In July 2022 I started work as a volunteer counsellor for Emerging Futures, which works across the country with people affected by homelessness, drug and alcohol problems and physical and mental health needs. It’s been just over a year and what a year it has been. I have learned a great deal and the experience as certainly changed me as a person. It has challenged me and my perceptions and has given me a different view of the world. The overall learning point is resilience and people can change if we give them a chance and believe in them.
Emerging Futures is a non-profit organisation. In Norfolk the emphasis is on substance misuse (drugs/alcohol) and helping people through their recovery. The emphasis being on behaviour change. They offer workshops and counselling to help individuals come to a better understanding of themselves and their addiction. They work alongside the charity “Change Grow Live”.

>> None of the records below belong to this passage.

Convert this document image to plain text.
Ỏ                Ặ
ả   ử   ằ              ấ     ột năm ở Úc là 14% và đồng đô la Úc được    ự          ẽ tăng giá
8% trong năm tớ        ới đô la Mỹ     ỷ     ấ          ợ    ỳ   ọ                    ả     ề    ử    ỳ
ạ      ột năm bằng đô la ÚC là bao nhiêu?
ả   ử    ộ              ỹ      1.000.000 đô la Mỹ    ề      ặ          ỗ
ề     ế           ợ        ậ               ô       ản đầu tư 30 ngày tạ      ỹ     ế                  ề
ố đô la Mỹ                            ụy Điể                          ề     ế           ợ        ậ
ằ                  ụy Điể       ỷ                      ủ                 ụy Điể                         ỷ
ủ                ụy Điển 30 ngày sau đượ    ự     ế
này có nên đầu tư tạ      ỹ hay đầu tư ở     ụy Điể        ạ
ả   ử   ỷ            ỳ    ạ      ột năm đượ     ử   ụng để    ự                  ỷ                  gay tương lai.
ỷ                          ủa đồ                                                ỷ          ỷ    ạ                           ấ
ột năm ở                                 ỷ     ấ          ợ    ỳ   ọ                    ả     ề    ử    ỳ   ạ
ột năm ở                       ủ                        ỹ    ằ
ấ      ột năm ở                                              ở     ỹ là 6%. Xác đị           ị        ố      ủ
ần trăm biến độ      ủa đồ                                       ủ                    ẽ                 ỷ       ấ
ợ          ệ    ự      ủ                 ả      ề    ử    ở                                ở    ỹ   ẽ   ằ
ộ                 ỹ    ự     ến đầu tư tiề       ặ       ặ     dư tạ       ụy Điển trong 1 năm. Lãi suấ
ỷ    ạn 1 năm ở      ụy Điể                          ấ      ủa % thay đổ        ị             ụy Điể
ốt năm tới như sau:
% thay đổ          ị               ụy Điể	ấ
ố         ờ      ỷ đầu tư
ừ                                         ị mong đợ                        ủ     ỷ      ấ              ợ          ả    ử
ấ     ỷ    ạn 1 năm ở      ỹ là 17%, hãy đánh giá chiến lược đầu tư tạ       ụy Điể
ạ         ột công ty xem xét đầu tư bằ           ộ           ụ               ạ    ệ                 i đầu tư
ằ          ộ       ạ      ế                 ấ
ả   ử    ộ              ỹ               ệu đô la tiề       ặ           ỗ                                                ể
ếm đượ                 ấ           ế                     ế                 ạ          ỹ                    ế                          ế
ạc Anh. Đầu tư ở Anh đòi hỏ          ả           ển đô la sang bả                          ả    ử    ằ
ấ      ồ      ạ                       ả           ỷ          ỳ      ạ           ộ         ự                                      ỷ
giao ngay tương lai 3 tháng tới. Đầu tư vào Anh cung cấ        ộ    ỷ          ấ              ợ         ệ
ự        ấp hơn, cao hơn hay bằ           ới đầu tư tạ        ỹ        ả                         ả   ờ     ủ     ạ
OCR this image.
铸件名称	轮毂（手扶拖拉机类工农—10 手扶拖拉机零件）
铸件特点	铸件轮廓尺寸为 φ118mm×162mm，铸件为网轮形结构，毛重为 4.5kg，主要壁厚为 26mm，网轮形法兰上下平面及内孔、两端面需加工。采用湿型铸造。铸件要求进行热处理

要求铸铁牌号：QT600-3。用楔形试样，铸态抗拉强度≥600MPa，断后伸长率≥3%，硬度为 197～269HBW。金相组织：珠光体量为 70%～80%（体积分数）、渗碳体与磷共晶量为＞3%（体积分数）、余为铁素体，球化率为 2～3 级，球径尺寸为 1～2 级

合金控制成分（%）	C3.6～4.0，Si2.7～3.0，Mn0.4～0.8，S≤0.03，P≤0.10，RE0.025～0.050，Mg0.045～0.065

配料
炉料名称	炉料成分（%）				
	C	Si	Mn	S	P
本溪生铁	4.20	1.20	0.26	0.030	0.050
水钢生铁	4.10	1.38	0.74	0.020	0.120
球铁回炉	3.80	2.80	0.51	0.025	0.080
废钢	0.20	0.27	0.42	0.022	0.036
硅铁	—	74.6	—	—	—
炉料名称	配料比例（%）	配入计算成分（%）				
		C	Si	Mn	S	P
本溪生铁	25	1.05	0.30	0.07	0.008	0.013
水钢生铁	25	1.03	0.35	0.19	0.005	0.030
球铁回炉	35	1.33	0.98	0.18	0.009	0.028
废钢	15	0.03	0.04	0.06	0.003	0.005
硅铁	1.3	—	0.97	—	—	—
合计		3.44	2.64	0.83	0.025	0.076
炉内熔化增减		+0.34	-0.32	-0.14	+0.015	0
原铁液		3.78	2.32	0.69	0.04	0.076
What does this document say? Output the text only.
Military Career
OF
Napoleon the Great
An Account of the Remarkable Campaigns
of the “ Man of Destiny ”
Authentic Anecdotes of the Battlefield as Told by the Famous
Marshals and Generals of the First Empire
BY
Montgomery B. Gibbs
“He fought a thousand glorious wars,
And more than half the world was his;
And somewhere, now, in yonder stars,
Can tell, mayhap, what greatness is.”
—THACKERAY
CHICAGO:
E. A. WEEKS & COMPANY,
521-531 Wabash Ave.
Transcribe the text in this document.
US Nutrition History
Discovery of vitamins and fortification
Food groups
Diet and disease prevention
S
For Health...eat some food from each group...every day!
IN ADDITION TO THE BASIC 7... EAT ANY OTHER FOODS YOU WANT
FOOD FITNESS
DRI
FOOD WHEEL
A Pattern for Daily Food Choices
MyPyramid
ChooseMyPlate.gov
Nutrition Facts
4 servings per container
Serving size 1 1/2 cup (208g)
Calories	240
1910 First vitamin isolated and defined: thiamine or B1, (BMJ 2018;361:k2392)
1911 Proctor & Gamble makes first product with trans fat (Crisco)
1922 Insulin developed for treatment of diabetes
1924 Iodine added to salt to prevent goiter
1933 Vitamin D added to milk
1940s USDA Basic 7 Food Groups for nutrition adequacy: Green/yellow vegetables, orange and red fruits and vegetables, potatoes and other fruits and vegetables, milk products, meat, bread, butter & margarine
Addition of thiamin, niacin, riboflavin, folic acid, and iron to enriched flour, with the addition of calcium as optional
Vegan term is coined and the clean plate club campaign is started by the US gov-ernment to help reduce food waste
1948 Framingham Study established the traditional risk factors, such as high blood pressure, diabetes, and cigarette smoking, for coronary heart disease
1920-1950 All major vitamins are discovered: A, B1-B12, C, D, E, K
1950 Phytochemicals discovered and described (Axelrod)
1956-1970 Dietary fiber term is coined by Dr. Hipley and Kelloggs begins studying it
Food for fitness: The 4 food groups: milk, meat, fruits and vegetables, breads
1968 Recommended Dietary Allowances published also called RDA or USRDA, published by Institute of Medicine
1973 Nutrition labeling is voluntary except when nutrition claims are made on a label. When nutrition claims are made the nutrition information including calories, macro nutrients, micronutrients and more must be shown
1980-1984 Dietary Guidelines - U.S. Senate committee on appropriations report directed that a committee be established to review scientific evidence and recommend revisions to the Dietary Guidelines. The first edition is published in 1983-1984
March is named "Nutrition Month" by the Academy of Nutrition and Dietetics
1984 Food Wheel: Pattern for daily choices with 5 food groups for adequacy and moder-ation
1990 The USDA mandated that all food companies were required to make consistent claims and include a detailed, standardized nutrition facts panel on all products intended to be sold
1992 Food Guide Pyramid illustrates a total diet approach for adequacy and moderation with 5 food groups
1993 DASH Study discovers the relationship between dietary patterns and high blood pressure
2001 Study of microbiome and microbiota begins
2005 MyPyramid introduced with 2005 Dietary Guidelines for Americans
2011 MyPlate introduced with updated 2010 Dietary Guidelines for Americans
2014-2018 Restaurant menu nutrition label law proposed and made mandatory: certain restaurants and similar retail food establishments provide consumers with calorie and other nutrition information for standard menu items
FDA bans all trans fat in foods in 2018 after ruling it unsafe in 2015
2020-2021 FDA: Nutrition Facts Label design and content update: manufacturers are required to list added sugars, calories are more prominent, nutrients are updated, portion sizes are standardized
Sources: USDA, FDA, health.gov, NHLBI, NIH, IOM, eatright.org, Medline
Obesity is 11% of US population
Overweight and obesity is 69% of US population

As a volunteer counsellor I see each person for a period of 12 weeks and try to look at what issues, trauma or event may have impacted their path to addiction. A main theme being hiding from trauma or the emotions that go with the trauma. The addiction acts like an anaesthetic and numbs the pain.
The more they use this as a negative coping mechanism the harder it becomes to control the addiction. My role in the capacity of counsellor is to offer a safe space for them to explore anything that may be preventing them from moving forward. They can learn more about themselves and find beneficial coping mechanisms that strengthen their recovery. Change must come from within.
The counsellor’s role is to walk alongside the client while they find their own way forward. This can both be a rewarding and a challenging experience.
How has this changed me?
I have learnt that fighting an addiction is not an easy path and what is required from others is patience, support, and belief, not always easy when you are sat on the other side watching.
Addiction can affect the person sitting at the next desk to you at work, the person serving you in a shop, your next-door neighbour and even your friends – it affects every socio-economic class. Most people with an addiction are still functioning in society. It’s changed my perceptions and made me much less judgemental.
Those fighting addiction have often experienced a traumatic event. Be kind – you have not walked in the shoes of others and have no insight into their life.
Those who experience addiction often feel worthless and have very little self-belief – yet underneath the label “addict”, there is a person. That person has been lost, yet they are still there and are just needing a little help to find themselves again.
I have met some amazing people this year and each client has left their own mark in some way. In many ways I should be thanking them for challenging me to change. I admire the resilience and resolve of everyone I see in the consulting room. What a privilege this year has been, I am excited what next year will bring.